Fransa’nın Borçlanma Durumu
Fransa’nın bütçe açığı, 2024 yılı itibarıyla GSYH'nin yüzde 6’sını aşarak AB’nin belirlediği yüzde 3’lük sınırı iki katına çıkmış durumda. Avrupa Komisyonu, Fransa’yı beş yıllık bir süre içinde bu açığı azaltmaya zorlamak için “aşırı açık” izleme sürecine almıştı. Bu durum, Fransa’nın ekonomik yönetimi konusunda ciddi bir baskı oluşturuyor. Bakan Armand, “Her alanda ölçülü tavizler vermeye hazırız” diyerek bütçe kesintilerinin kaçınılmaz olduğunu vurguladı.
2024 Bütçesi ve Gelecek Belirsizliği
Barnier hükümeti, önerilen bütçede tavizler vermek zorunda kaldı. Bu tavizler, Fransa’nın bütçe açığını 2025 yılı sonuna kadar milli hasılanın yüzde 5’ine düşürme hedefinin imkansız hale gelmesine yol açabilir. Bu yılın sonunda Fransa, GSYH'nin yüzde 6’sı oranında bir bütçe açığı ile yılı tamamlamayı bekliyor. Fransa’nın borçlanma maliyetlerinin artması ve bütçe politikalarında yaşanan belirsizlikler, ülkenin ekonomik krizle karşı karşıya olduğu yorumlarına yol açıyor.

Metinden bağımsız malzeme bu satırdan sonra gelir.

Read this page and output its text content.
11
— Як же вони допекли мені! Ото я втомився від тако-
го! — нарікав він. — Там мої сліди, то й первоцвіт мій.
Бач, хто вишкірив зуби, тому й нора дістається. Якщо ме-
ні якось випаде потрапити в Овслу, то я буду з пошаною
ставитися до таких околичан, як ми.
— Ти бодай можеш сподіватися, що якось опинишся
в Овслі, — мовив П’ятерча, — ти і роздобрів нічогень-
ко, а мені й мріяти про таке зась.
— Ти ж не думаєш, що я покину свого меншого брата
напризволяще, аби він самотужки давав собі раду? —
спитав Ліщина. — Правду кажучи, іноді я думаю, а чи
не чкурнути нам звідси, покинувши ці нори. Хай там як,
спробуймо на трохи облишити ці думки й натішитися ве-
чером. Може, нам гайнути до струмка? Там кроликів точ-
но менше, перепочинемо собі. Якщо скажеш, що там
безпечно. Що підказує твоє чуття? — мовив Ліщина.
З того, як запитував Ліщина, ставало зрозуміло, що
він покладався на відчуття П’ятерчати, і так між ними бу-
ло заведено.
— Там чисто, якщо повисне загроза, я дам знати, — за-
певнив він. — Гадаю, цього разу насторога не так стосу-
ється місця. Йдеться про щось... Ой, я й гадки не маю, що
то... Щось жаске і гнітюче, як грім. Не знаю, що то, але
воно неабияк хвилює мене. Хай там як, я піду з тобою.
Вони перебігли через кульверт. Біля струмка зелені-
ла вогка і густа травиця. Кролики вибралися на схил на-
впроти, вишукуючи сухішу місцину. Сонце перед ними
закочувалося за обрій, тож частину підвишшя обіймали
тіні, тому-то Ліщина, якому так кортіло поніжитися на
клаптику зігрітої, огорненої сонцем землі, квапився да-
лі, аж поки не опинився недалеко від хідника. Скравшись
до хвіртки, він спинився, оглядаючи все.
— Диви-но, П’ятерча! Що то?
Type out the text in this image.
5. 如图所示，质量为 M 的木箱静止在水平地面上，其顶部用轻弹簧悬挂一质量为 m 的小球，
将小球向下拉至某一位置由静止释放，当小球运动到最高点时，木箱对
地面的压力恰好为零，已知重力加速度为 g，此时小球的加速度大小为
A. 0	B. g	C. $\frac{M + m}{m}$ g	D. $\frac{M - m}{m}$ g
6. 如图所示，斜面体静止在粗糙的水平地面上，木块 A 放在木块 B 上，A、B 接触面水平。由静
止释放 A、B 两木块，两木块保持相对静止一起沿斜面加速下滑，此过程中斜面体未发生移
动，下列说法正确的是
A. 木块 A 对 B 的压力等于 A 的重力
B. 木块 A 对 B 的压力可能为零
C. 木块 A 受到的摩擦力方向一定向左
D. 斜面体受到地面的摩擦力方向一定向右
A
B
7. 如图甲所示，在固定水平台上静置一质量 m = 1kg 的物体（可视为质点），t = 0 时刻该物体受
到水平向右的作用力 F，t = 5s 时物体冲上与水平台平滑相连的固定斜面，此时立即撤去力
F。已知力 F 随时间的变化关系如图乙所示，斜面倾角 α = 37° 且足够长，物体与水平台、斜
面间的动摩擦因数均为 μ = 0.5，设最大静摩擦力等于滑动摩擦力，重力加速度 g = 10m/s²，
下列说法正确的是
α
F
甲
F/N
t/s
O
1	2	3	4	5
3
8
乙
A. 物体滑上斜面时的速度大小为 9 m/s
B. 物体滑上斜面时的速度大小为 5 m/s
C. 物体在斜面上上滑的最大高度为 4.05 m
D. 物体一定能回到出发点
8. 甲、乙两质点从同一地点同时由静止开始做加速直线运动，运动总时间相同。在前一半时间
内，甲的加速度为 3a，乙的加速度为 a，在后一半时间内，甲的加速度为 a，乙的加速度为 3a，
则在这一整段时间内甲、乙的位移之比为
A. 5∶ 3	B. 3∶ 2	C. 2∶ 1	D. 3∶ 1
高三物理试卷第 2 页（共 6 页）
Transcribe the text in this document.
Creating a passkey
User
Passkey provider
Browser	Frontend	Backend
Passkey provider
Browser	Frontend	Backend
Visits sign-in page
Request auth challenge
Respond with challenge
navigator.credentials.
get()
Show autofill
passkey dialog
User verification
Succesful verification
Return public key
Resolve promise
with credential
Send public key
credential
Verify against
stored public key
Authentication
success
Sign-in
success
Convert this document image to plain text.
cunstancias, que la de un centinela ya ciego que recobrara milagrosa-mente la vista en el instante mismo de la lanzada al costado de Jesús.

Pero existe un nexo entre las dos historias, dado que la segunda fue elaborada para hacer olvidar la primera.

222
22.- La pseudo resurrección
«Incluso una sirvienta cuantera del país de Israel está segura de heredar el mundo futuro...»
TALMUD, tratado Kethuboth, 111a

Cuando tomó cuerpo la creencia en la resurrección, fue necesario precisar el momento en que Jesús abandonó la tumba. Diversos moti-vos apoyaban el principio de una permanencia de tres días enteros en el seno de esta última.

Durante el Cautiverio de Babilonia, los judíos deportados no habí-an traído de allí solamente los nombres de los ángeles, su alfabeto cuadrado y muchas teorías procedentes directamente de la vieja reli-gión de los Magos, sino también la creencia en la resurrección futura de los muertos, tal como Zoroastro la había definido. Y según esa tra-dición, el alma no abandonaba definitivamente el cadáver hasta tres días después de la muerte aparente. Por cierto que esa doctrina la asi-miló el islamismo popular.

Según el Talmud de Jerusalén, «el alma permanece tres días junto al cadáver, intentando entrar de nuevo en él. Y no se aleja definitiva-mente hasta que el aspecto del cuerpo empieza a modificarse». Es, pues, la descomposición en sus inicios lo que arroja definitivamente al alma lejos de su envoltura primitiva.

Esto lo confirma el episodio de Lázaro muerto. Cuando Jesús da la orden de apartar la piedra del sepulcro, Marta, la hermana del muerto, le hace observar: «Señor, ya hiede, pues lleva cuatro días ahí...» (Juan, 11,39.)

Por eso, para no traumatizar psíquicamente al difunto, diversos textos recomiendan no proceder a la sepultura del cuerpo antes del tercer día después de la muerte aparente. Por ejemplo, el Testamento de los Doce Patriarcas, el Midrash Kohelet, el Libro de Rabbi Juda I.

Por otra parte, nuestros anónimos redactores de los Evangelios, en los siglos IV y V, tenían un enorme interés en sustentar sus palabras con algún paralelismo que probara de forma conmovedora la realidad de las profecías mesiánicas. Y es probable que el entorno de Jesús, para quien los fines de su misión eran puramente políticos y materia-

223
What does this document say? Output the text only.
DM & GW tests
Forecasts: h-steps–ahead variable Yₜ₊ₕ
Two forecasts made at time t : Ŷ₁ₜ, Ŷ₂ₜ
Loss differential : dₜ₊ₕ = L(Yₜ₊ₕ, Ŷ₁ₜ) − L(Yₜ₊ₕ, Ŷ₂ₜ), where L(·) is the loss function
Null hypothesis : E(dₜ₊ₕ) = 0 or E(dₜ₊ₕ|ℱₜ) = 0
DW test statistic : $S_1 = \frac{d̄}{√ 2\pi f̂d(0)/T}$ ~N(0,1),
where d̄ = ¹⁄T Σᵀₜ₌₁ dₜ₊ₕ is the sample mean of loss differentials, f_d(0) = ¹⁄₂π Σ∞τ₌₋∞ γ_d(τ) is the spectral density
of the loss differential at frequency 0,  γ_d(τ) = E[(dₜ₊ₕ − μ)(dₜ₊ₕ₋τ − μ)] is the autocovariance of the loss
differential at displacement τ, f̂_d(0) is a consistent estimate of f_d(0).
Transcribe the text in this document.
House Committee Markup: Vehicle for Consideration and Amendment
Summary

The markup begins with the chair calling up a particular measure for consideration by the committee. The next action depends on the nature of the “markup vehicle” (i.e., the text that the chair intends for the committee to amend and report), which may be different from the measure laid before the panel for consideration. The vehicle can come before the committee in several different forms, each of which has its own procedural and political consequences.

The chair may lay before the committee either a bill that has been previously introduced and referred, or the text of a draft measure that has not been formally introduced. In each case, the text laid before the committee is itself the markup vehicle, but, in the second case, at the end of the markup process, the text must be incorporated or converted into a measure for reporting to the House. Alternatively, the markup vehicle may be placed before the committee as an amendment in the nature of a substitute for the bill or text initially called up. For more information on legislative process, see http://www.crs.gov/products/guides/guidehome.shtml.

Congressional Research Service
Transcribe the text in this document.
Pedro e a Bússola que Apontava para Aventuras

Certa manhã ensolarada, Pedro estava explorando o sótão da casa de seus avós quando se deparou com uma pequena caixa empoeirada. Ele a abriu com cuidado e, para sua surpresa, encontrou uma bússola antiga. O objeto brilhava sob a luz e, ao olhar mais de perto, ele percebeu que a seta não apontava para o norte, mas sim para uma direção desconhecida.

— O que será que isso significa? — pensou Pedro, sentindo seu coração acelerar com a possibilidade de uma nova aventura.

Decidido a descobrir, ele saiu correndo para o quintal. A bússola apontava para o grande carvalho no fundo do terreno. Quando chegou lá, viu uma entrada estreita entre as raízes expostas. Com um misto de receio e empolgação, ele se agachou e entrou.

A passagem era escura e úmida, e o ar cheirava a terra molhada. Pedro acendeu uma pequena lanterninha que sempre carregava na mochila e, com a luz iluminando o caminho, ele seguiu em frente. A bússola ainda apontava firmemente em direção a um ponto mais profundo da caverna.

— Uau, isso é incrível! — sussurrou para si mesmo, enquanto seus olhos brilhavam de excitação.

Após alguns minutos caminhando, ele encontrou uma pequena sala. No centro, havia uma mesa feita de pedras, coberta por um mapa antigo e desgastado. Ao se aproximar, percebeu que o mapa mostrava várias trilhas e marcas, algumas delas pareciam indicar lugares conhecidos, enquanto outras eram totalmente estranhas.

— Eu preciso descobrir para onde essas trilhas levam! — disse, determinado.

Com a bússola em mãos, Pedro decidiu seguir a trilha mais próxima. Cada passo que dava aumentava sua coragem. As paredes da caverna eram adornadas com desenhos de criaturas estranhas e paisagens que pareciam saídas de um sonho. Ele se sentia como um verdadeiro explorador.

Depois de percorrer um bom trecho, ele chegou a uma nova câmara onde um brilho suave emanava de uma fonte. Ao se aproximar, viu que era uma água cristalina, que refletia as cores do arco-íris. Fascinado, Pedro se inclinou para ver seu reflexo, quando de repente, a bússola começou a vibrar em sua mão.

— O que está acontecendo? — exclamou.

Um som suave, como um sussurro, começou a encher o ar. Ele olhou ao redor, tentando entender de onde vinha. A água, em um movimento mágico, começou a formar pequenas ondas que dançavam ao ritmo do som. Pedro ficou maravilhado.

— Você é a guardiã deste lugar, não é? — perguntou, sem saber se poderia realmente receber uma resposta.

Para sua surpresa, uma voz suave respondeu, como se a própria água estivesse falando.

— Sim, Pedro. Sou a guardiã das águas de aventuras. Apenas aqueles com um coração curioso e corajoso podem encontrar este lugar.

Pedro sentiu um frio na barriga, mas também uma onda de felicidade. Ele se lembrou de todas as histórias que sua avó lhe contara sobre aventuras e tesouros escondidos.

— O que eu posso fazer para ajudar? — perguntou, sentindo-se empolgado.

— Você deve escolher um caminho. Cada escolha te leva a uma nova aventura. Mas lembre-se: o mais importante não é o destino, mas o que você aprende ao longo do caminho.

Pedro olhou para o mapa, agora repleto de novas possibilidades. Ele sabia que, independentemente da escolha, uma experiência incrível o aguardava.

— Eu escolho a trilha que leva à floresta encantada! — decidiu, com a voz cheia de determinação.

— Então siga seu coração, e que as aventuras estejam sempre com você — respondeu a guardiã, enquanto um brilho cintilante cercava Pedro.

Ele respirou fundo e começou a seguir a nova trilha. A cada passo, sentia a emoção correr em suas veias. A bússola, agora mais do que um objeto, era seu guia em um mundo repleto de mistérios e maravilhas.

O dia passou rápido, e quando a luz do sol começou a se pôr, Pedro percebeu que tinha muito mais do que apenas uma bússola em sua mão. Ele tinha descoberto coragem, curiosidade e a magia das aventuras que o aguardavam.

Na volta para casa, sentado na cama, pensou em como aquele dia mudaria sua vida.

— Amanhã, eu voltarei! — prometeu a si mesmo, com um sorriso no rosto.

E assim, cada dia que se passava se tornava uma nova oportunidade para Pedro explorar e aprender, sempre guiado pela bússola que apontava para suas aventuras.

Fransa'nın ekonomik geleceği oldukça belirsiz ve hükümetin izlediği politikaların uzun vadeli etkileri hala netlik kazanmış değil. Verilecek tavizler ve yapılacak bütçe düzenlemeleri, hem Fransa’nın iç politikasını hem de ekonomik durumunu derinden etkileyebilir.